Revengepop? The prog Karen Carpenter? Barbra Streisand on acid? Bat For Lashes on a bookbinge? Whatever way you choose to describe ‘Confessions of A Romance Novelist ’, the debut album by The Anchoress, one thing’s for sure: it packs a punch. Did I say “punch”? On tracks like ‘P.S. Fuck You’ it’s more of a kick. In the balls. Of an ex. who most definitely sounds like they deserved it…
Catherine Anne Davies (aka The Anchoress) sums up the album’s overall concept as “deconstructing normative ideas of love and romance”, with each song sung by a different character – “What you might call a musical ghost writing of sorts”. You can hear this distilled in the Prince inspired feminist manifesto ‘One For Sorrow’ that questions the concept of marriage. There’s a different take on obsessional love in the album’s title track, where the album’s narrator ironically references her “bedroom shrine to Margaret Thatcher”. Meanwhile, ‘You And Only You’ an anthemic ode to being better off alone features the distinctive operatic indiewail of Mansun’s Paul Draper, who coproduced the album with Catherine.

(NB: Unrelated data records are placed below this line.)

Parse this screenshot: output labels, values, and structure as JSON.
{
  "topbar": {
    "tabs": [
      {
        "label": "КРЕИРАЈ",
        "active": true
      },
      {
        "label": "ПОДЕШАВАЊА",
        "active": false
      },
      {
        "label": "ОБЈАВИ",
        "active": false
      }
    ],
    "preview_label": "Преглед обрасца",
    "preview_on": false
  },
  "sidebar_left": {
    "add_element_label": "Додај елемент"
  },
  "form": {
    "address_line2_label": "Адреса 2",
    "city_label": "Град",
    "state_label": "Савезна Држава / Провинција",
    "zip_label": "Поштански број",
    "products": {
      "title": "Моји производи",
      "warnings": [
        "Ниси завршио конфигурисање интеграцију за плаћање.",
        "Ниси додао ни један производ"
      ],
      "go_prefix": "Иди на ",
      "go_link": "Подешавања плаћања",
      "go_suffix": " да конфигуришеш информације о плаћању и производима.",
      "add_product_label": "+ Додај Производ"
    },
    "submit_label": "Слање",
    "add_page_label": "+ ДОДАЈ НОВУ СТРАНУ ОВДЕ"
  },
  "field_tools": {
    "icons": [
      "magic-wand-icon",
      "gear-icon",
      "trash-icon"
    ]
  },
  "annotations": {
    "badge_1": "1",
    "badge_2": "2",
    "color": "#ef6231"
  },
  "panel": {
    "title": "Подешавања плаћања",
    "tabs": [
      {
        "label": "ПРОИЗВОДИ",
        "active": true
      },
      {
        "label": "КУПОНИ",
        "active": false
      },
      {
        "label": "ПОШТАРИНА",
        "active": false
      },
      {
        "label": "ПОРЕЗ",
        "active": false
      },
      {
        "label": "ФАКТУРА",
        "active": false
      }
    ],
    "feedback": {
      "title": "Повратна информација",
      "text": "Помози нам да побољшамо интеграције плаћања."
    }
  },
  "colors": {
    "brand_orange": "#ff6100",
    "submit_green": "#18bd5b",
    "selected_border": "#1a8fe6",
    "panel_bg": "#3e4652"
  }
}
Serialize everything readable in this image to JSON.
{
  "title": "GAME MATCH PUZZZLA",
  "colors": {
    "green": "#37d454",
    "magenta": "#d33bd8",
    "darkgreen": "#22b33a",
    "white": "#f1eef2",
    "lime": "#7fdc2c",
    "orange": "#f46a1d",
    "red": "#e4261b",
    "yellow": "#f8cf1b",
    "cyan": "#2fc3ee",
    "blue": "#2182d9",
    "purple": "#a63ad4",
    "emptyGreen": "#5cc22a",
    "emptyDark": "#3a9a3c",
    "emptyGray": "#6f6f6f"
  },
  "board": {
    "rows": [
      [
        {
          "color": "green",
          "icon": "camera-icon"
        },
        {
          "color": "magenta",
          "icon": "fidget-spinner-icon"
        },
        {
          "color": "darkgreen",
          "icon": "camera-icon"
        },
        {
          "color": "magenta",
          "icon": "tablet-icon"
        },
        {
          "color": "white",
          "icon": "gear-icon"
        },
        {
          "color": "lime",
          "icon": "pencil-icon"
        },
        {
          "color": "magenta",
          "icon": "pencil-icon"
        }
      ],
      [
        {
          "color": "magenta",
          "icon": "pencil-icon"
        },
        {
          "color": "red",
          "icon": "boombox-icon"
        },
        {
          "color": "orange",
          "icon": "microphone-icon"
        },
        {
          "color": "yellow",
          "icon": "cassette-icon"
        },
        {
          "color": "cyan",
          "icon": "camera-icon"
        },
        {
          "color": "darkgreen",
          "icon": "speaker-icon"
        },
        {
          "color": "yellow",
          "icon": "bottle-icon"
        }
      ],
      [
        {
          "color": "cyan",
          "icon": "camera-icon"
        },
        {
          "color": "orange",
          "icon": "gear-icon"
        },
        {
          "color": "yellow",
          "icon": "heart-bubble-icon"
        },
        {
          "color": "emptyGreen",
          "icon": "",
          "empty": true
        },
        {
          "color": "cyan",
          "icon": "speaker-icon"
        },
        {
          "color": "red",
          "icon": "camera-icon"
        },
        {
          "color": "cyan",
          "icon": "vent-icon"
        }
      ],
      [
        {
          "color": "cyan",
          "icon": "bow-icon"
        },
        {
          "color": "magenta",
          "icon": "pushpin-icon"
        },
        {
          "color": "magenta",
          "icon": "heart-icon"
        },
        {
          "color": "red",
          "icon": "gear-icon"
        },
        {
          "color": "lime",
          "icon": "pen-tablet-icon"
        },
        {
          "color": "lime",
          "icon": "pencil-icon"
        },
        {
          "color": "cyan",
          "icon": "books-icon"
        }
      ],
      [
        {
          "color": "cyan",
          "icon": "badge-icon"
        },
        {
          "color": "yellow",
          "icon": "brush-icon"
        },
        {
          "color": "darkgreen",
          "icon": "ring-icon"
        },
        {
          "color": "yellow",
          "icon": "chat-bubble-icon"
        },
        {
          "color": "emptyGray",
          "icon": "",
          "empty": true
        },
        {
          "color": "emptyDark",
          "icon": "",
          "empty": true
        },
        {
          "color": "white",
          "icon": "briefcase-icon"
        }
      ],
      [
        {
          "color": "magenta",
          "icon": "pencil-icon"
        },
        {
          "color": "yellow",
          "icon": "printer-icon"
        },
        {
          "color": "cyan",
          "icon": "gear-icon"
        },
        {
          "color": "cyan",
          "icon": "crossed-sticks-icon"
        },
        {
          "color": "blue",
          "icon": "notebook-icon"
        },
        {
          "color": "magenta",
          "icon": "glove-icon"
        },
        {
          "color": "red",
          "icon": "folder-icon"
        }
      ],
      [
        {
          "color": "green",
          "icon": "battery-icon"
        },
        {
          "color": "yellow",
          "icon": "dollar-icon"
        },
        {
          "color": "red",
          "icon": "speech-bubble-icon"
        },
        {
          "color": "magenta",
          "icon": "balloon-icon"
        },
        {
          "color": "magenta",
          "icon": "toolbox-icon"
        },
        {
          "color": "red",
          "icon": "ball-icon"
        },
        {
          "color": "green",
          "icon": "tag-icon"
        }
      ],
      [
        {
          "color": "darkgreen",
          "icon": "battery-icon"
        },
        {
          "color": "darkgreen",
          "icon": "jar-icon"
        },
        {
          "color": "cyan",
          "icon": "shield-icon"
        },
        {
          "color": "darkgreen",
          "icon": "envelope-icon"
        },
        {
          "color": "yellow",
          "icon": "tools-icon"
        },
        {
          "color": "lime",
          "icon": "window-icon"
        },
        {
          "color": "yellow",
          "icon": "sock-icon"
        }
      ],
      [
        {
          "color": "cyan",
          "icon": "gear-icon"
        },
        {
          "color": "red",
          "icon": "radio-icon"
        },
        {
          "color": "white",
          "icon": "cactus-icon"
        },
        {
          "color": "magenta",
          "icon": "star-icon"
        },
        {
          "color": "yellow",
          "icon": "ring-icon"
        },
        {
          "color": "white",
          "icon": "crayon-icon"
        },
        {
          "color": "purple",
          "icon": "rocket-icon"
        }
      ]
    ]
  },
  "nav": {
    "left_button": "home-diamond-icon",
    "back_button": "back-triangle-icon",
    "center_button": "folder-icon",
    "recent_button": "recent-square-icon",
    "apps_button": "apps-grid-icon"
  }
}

Draper helped to capture the collection of songs on which Catherine played a variety of instruments, including piano, guitar, flute, omnichord, mellotron, wurlitzer, glockenspiel, and celeste, as well as multitracking up to 25 vocal harmonies on some of the songs. Yet, recording was interrupted by a series of events that threatened to derail the project completely. She says: “This has been made on a wing and a prayer, lots of favours, one car crash, one death, one broken hand, and a lot of patience on so many parts. Stir in 3 jobs, 4 studios, 2 arrests, 3 pianos, 40 songs and 1 very patient engineer… and you get some way to understanding what a long road it has been.”
The Anchoress Confessions of a Romance Novelist (BW91) released on Bowers & Wilkins Society of Sound in December 2015.